- Though understanding these diagrams, I do not understand how to visualise the following explanation:
$\color{green}{[P1.]}$ Suppose you were to grab the edges of $A$ and stretch it out so it covers all of $\Omega$. $B$ stretches out with it. Now we ask, what proportion of $\Omega$ is covered by the intersection of $A$ and $B$? The answer is simply the proportion of $A$ covered by $B$. The proportional stretching of things doesn't change the proportion of $A$ covered by $B$ so this value is still $P(B|A)$.
$\color{green}{[P2.]}$ But, $A$ isn't actually the whole universe. We have to shrink everything back down so it's all in the original size relative to $\Omega$. To do this, we shrink everything back down by a factor of $P(A)$ (the true size of $A$ within $\Omega$.
- P1 and P2 appear tautological: why are A and B are stretched to cover all of $\Omega$ in P1, but then are shrunk back to the original sizes in P2? What is the objective of the stretch and shrink?
Now when we ask, what is the size of the the portion of $B$ that overlaps $A$ relative to the entire universe $\Omega$,
$\color{green}{[P3.]}$ the answer is $P(B|A)$ shrunk down by $P(A)$
which is $P(B|A)P(A)$.
- How can you visualise, and can anyone please depict, $\color{green}{[P3.]}$?
Draw a rectangle and label if $\Omega$. Draw a smaller rectangle inside it, labeled $A$. For best effect, draw $A$ so it is to scale. Likewise draw another rectangle inside $\Omega$ that overlaps $A$; label this $B$. Shade in the overlapping region and label it $A\cap B$.

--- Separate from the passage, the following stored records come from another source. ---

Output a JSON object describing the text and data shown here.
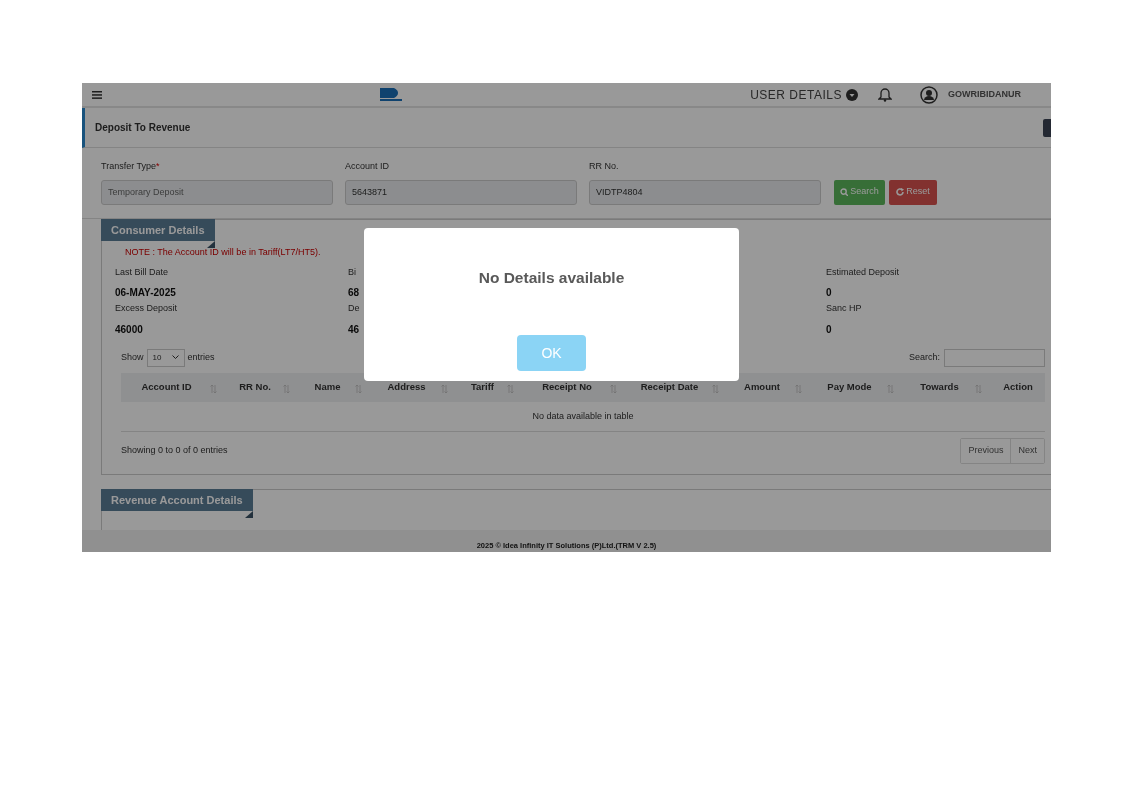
{
  "header": {
    "user_details": "USER DETAILS",
    "location": "GOWRIBIDANUR"
  },
  "page_title": "Deposit To Revenue",
  "form": {
    "fields": [
      {
        "label": "Transfer Type",
        "required_mark": "*",
        "placeholder": "Temporary Deposit"
      },
      {
        "label": "Account ID",
        "value": "5643871"
      },
      {
        "label": "RR No.",
        "value": "VIDTP4804"
      }
    ],
    "buttons": [
      {
        "label": "Search",
        "kind": "search"
      },
      {
        "label": "Reset",
        "kind": "reset"
      }
    ]
  },
  "consumer_details": {
    "title": "Consumer Details",
    "note": "NOTE : The Account ID will be in Tariff(LT7/HT5).",
    "columns": [
      [
        {
          "label": "Last Bill Date",
          "value": "06-MAY-2025"
        },
        {
          "label": "Excess Deposit",
          "value": "46000"
        }
      ],
      [
        {
          "label": "Bi",
          "value": "68"
        },
        {
          "label": "De",
          "value": "46"
        }
      ],
      [
        {
          "label": "Estimated Deposit",
          "value": "0"
        },
        {
          "label": "Sanc HP",
          "value": "0"
        }
      ]
    ],
    "table": {
      "show_label": "Show",
      "page_size": "10",
      "entries_label": "entries",
      "search_label": "Search:",
      "columns": [
        "Account ID",
        "RR No.",
        "Name",
        "Address",
        "Tariff",
        "Receipt No",
        "Receipt Date",
        "Amount",
        "Pay Mode",
        "Towards",
        "Action"
      ],
      "empty_message": "No data available in table",
      "info": "Showing 0 to 0 of 0 entries",
      "pagination": [
        {
          "label": "Previous",
          "disabled": true
        },
        {
          "label": "Next",
          "disabled": true
        }
      ]
    }
  },
  "revenue_details": {
    "title": "Revenue Account Details"
  },
  "footer": "2025 © Idea Infinity IT Solutions (P)Ltd.(TRM V 2.5)",
  "modal": {
    "title": "No Details available",
    "button": "OK"
  }
}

Now for measures $\mathsf P(\,\cdot\,)$, such as $\mathsf P(A), \mathsf P(B), \mathsf P(A\cap B)$, we are comparing the probability measure of those regions to the entire space $\Omega$ (and thus $\mathsf P(\Omega)=1$).
For conditional measures, $\mathsf P(\,\cdot\mid A)$ we are comparing the probability measure of an area inside $A$ to the entire area of $A$. As we are restricting our attention to $A$, then $\mathsf P(B\mid A)$ is only concerned about the portion of $B$ that overlaps $A$. That is, the shaded region ($ A\cap B$).
The "stretch and shrink" is exactly this focus of attention. Because we are comparing measures to $A$, we "rescale" so that $\mathsf P(A\mid A)=1,~ \mathsf P(B\mid A)=\mathsf P(B\cap A)\big/\mathsf P(A)$, et cetera.